Definition of Oligopoly:

  1. Oligopoly is a market structure with a small number of firms, none of which can keep the others from having significant influence. The concentration ratio measures the market share of the largest firms. A monopoly is one firm, duopoly is two firms and oligopoly is two or more firms. There is no precise upper limit to the number of firms in an oligopoly, but the number must be low enough that the actions of one firm significantly influence the others.

  2. Market situation between, and much more common than, perfect competition (having many suppliers) and monopoly (having only one supplier). In oligopolistic markets, independent suppliers (few in numbers and not necessarily acting in collusion) can effectively control the supply, and thus the price, thereby creating a sellers market. They offer largely similar products, differentiated mainly by heavy advertising and promotional expenditure, and can anticipate the effect of one anothers marketing strategies. Examples include airline, automotive, banking, and petroleum markets. Mirror image of oligopsony.

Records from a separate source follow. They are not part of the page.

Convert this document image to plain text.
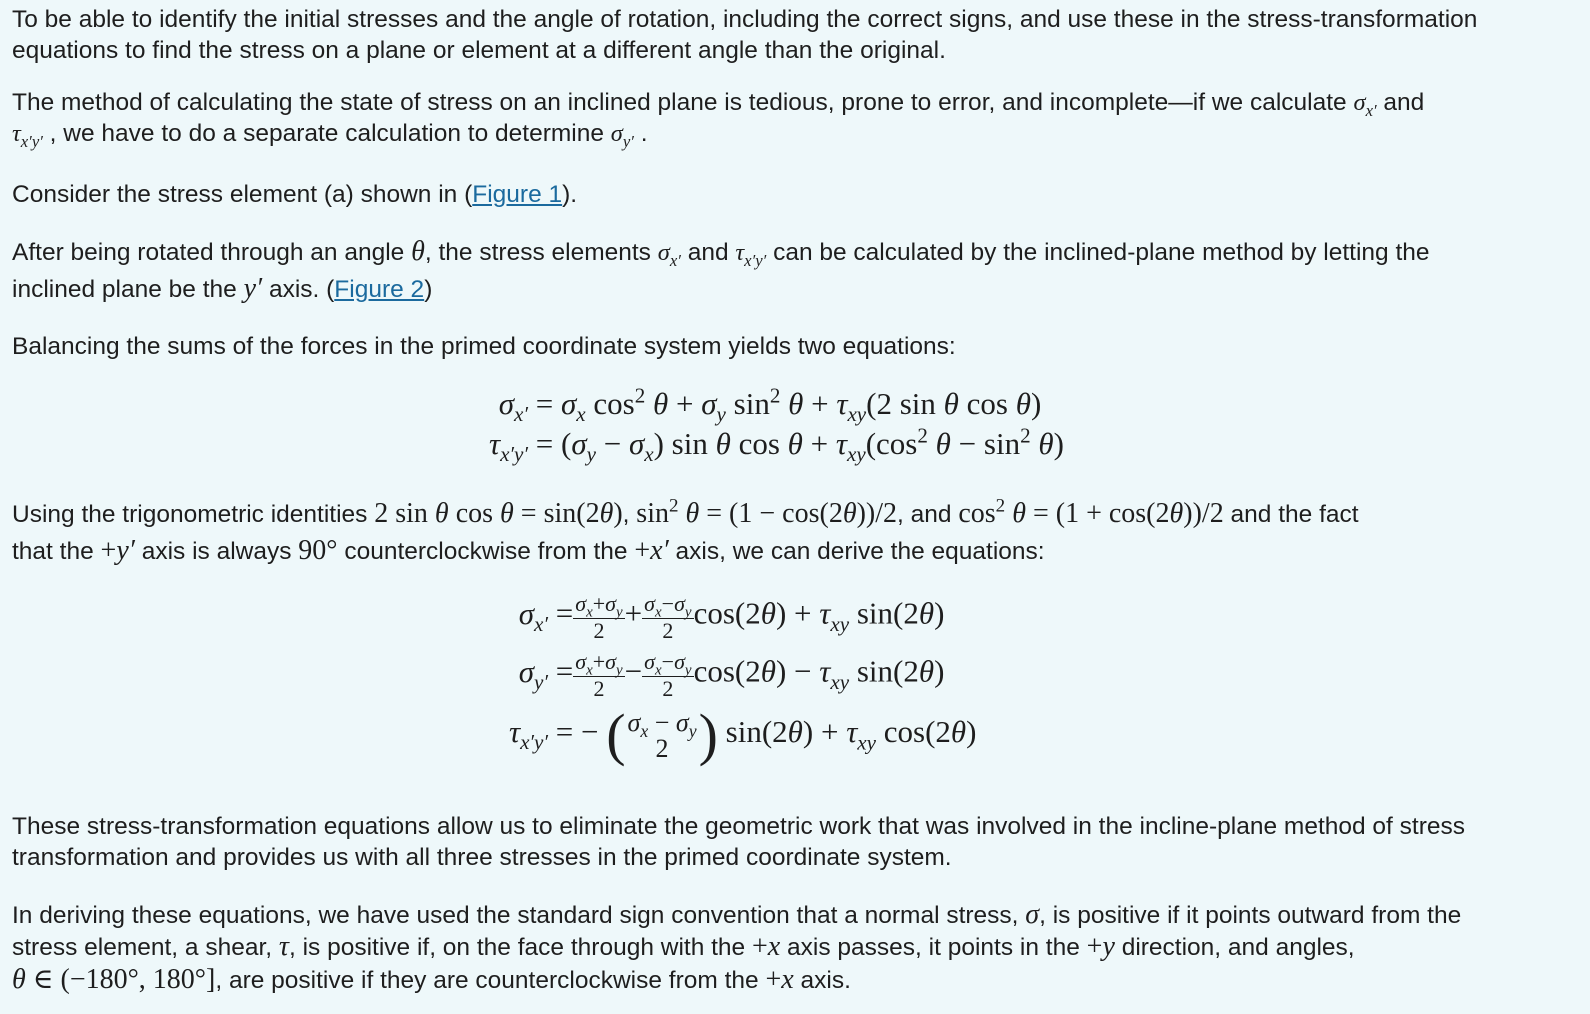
To be able to identify the initial stresses and the angle of rotation, including the correct signs, and use these in the stress-transformation
equations to find the stress on a plane or element at a different angle than the original.
The method of calculating the state of stress on an inclined plane is tedious, prone to error, and incomplete—if we calculate $\sigma_{x'}$ and
$\tau_{x'y'}$ , we have to do a separate calculation to determine $\sigma_{y'}$ .
Consider the stress element (a) shown in (Figure 1).
After being rotated through an angle θ, the stress elements $\sigma_{x'}$ and $\tau_{x'y'}$ can be calculated by the inclined-plane method by letting the
inclined plane be the y′ axis. (Figure 2)
Balancing the sums of the forces in the primed coordinate system yields two equations:
$\sigma_{x'} = \sigma_x$ $\cos^2 \theta + \sigma_y$ $\sin^2 \theta + \tau_{xy}(2$ sin θ cos θ)
$\tau_{x'y'} = (\sigma_y - \sigma_x)$ sin θ $\cos \theta + \tau_{xy}(\cos^2$ $\theta - \sin^2 \theta$)
Using the trigonometric identities 2 sin θ cos θ = sin(2θ), $\sin^2 \theta = (1 - \cos(2\theta))/2$, and $\cos^2 \theta = (1 + \cos(2\theta))/2$ and the fact
that the +y′ axis is always 90° counterclockwise from the +x′ axis, we can derive the equations:
$\sigma_{x'} = \frac{\sigma_x+\sigma_y}{2} + \frac{\sigma_x-\sigma_y}{2} \cos(2\theta) + \tau_{xy}$ sin(2θ)
$\sigma_{y'} = \frac{\sigma_x+\sigma_y}{2} - \frac{\sigma_x-\sigma_y}{2} \cos(2\theta) - \tau_{xy}$ sin(2θ)
$\tau_{x'y'}$ = − ( $\sigma_x - \sigma_y$
2 ) $\sin(2\theta) + \tau_{xy}$ cos(2θ)
These stress-transformation equations allow us to eliminate the geometric work that was involved in the incline-plane method of stress
transformation and provides us with all three stresses in the primed coordinate system.
In deriving these equations, we have used the standard sign convention that a normal stress, σ, is positive if it points outward from the
stress element, a shear, τ, is positive if, on the face through with the +x axis passes, it points in the +y direction, and angles,
θ ∈ (−180°, 180°], are positive if they are counterclockwise from the +x axis.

  3. A state of limited competition, in which a market is shared by a small number of producers or sellers.

  4. Oligopolies in history include steel manufacturers, oil companies, rail roads, tire manufacturing, grocery store chains, and wireless carriers. The economic and legal concern is that an oligopoly can block new entrants, slow innovation, and increase prices, all of which harm consumers. Firms in an oligopoly set prices, whether collectively – in a cartel – or under the leadership of one firm, rather than taking prices from the market. Profit margins are thus higher than they would be in a more competitive market. What's the Difference Between Monopoly and an Oligopoly? Learn more.

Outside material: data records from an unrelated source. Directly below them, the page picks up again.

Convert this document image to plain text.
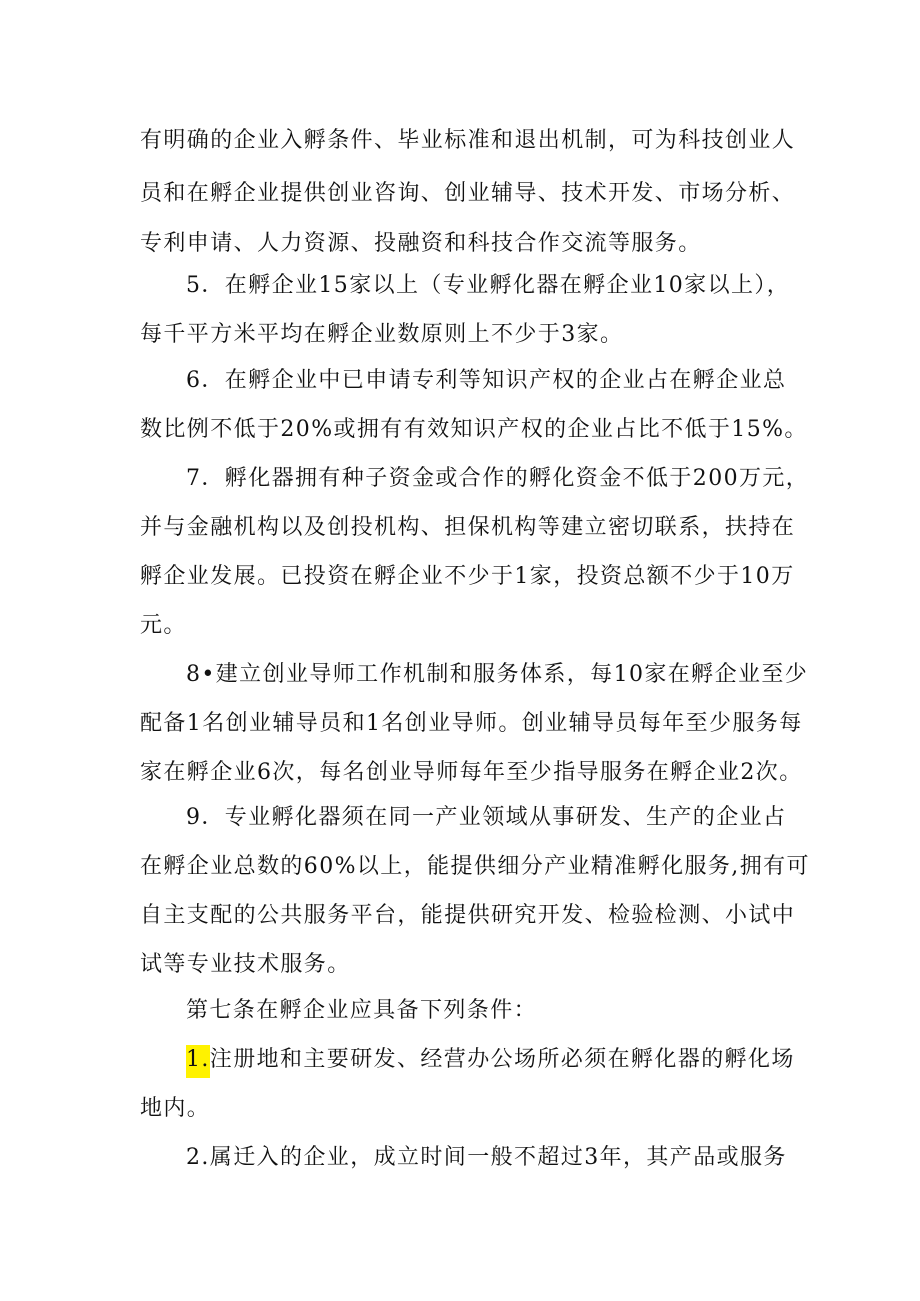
有明确的企业入孵条件、毕业标准和退出机制，可为科技创业人
员和在孵企业提供创业咨询、创业辅导、技术开发、市场分析、
专利申请、人力资源、投融资和科技合作交流等服务。
5．在孵企业15家以上（专业孵化器在孵企业10家以上），
每千平方米平均在孵企业数原则上不少于3家。
6．在孵企业中已申请专利等知识产权的企业占在孵企业总
数比例不低于20%或拥有有效知识产权的企业占比不低于15%。
7．孵化器拥有种子资金或合作的孵化资金不低于200万元，
并与金融机构以及创投机构、担保机构等建立密切联系，扶持在
孵企业发展。已投资在孵企业不少于1家，投资总额不少于10万
元。
8•建立创业导师工作机制和服务体系，每10家在孵企业至少
配备1名创业辅导员和1名创业导师。创业辅导员每年至少服务每
家在孵企业6次，每名创业导师每年至少指导服务在孵企业2次。
9．专业孵化器须在同一产业领域从事研发、生产的企业占
在孵企业总数的60%以上，能提供细分产业精准孵化服务,拥有可
自主支配的公共服务平台，能提供研究开发、检验检测、小试中
试等专业技术服务。
第七条在孵企业应具备下列条件：
1.注册地和主要研发、经营办公场所必须在孵化器的孵化场
地内。
2.属迁入的企业，成立时间一般不超过3年，其产品或服务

How to use Oligopoly in a sentence?

  1. With limited competition, or oligopolies, the various players within a particular industry will most likely have different cost structures.
  2. Government policy can discourage or encourage oligopolistic behavior, and firms in mixed economies often seek government blessing for ways to limit competition.
  3. The major difficulty that oligopolies face is the prisoner's dilemma that each member faces, which encourages each member to cheat.
  4. The utility companies continued to wield their oligopoly power, raising prices without any noticeable improvement in service, knowing their customers had limited options.
  5. It is a fortuitous, influential, and powerful state indeed, the circumstance of being one of few select sellers within an oligopoly .
  6. Economic, legal, and technological factors can contribute to the formation and maintenance, or dissolution, of oligopolies.
  7. Oligopoly is when a small number of firms collude, either explicitly or tacitly, to restrict output and/or fix prices, in order to achieve above normal market returns.
  8. The beverage companies Coca-Cola and Pepsi are largely involved in an oligopoly because they sell very similar soda products which forces smaller beverage companies out of business.